Like Vagus. When people hear vagus, they think Las Vegas and think of awesomely drunk times and parties and gambling or whatever people do over there. Because what happens in Vegas stays in Vegas, right? Not this Vagus. It’s all about wandering around the entire body and being all parasympathetic to the all the internal organs and help regulate them and whatnot. Maybe it is like Vegas after all. It’s promiscuous and hides behind lung roots and gets around to literally everything.

Let’s not forget about the originally named Thoracic Duct of the lymphatic system. This all important lymph vessel that drains 75% of the body apparently is also really easy to rip and it’s supposed to look like a vein without blood. So, um, does that mean it’s ridiculously hard to find? Because I haven’t seen you before and I really am not looking forward to finding you only to accidentally break you and ruin everything. I will try to be gentle, so please don’t break on me.

Also, these Splanchnic (which is kind of a fun name to say, until you say it three times fast and have to spell it correctly) nerves sound like a pain because they form another confusing plexus that I’m still not quite sure I understand. There are three of you: greater, lesser and least. I’m only supposed to locate greater, but it sounds like you like to hide in the back and be all mysterious and creepy. Plus you guys hang out with the Sympathetic trunk, which is also my enemy. Do I really want to expose you?

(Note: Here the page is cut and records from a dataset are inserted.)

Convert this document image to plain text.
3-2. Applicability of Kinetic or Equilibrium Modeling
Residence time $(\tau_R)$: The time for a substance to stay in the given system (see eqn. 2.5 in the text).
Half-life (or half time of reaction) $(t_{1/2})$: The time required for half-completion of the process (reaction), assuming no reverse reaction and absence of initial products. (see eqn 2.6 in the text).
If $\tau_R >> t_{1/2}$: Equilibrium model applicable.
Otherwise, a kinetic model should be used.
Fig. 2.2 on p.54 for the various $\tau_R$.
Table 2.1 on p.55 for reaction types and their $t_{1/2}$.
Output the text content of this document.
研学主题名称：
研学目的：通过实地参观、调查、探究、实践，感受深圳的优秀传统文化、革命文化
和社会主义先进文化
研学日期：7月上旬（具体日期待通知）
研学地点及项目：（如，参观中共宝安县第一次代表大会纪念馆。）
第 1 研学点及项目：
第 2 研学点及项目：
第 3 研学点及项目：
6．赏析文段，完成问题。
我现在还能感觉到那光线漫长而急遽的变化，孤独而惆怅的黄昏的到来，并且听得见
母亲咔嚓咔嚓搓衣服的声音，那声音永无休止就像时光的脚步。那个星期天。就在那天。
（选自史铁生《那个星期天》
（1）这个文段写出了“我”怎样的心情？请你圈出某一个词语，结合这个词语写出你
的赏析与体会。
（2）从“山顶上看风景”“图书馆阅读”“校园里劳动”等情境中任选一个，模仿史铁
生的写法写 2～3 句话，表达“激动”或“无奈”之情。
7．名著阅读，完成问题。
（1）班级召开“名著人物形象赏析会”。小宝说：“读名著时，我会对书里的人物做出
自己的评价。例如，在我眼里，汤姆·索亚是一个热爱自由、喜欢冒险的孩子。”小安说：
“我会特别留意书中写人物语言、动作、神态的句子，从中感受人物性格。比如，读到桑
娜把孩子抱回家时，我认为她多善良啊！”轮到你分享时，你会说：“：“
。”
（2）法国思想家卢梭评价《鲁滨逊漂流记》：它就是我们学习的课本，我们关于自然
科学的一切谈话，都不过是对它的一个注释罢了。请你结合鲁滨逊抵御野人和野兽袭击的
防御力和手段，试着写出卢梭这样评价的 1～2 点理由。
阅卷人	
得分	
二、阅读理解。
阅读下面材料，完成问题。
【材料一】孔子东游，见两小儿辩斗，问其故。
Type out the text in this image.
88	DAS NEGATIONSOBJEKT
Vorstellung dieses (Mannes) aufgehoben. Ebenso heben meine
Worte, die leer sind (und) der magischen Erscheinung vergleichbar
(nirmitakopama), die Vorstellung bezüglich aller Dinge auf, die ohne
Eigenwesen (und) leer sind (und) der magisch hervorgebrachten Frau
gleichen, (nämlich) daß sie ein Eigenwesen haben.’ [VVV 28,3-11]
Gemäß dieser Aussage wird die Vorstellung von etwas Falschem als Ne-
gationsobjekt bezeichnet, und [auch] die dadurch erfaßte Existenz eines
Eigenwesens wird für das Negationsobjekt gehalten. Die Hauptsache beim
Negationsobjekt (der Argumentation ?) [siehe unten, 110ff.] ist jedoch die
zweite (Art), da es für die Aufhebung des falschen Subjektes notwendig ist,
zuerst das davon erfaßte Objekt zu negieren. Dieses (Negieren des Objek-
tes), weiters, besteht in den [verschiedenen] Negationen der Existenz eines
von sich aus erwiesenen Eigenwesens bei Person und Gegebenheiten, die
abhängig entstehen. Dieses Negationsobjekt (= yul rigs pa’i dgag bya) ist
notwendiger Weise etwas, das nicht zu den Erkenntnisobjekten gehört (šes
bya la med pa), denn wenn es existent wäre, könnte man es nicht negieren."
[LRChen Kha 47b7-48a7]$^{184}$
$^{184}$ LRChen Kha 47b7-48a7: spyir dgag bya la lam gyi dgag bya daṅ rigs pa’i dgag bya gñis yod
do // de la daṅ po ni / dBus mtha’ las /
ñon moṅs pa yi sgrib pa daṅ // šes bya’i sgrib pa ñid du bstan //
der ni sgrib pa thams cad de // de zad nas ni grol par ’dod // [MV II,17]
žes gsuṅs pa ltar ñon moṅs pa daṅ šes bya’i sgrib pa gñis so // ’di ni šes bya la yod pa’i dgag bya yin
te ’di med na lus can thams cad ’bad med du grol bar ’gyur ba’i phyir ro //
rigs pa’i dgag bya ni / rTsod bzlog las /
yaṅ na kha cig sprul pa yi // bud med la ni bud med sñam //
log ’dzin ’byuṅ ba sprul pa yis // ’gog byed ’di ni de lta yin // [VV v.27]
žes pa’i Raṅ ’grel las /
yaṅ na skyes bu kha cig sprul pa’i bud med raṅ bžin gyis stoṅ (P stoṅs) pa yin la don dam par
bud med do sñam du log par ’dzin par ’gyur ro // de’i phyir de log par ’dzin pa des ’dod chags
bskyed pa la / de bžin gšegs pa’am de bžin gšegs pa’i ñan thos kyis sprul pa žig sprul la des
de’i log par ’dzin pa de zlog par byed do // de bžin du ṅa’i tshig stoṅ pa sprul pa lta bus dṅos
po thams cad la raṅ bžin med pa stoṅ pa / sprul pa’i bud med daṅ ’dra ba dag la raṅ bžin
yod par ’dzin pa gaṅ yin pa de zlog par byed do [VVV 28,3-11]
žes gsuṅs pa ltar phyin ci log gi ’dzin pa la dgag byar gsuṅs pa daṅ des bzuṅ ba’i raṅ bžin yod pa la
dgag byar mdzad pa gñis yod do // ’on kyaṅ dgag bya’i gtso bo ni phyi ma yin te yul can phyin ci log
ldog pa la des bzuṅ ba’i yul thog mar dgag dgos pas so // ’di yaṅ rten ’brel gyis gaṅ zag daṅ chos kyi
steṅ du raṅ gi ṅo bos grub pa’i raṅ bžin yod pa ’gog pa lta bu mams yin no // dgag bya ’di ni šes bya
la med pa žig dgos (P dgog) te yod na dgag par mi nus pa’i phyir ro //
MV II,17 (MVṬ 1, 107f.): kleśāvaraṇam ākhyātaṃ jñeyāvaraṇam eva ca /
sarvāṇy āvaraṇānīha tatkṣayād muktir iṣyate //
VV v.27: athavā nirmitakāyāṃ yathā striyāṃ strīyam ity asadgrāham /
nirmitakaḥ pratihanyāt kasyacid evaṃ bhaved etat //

Actually, yes. I do. Just so you can stop hiding and being a wuss. I will conquer you.

At least the trachea and the esophagus are relatively easy, although the esophagus likes to play hide and seek behind the trachea. But you guys aren’t complicated. You give me the break that I need.

I won’t even get into the heart. You’re way too complicated for this letter. And for my brain right now. You’re important, yes, I get that, but all the confusing blood vessels and structures? Yeah, no. Okay, I lied, you’re not that confusing. You’re just complicated. You can chill inside your cool little fibrous pericardial sac, surrounded by your closest and squishiest friends called the lungs. But I’m not quite sure how much the diaphragm appreciates you slouching on top of it. What, you’re too cool to sit up properly? Psh. Or is it the great-blood-vessel-mohawk hairdo that’s doing it? Maybe complicated isn’t the right word — drama queen is.

Oh, Mediastinum. How important and confusing and complicated you are. I guess if you were that easy, I wouldn’t be interested. But it would definitely make my life so much easier. Please go easy on me tomorrow when I take you apart. You probably won’t like it, but I do want an A in Gross Anatomy and I do have to teach about you when I’m done. So, please, just be kind to me and in return, I’ll take good care of you. Promise.

Forever struggling to figure you out,

The Anatomy Nerd

[I know I’ve skipped the last couple days — I’ll get to that this weekend. It’s been kind of a crazy week.]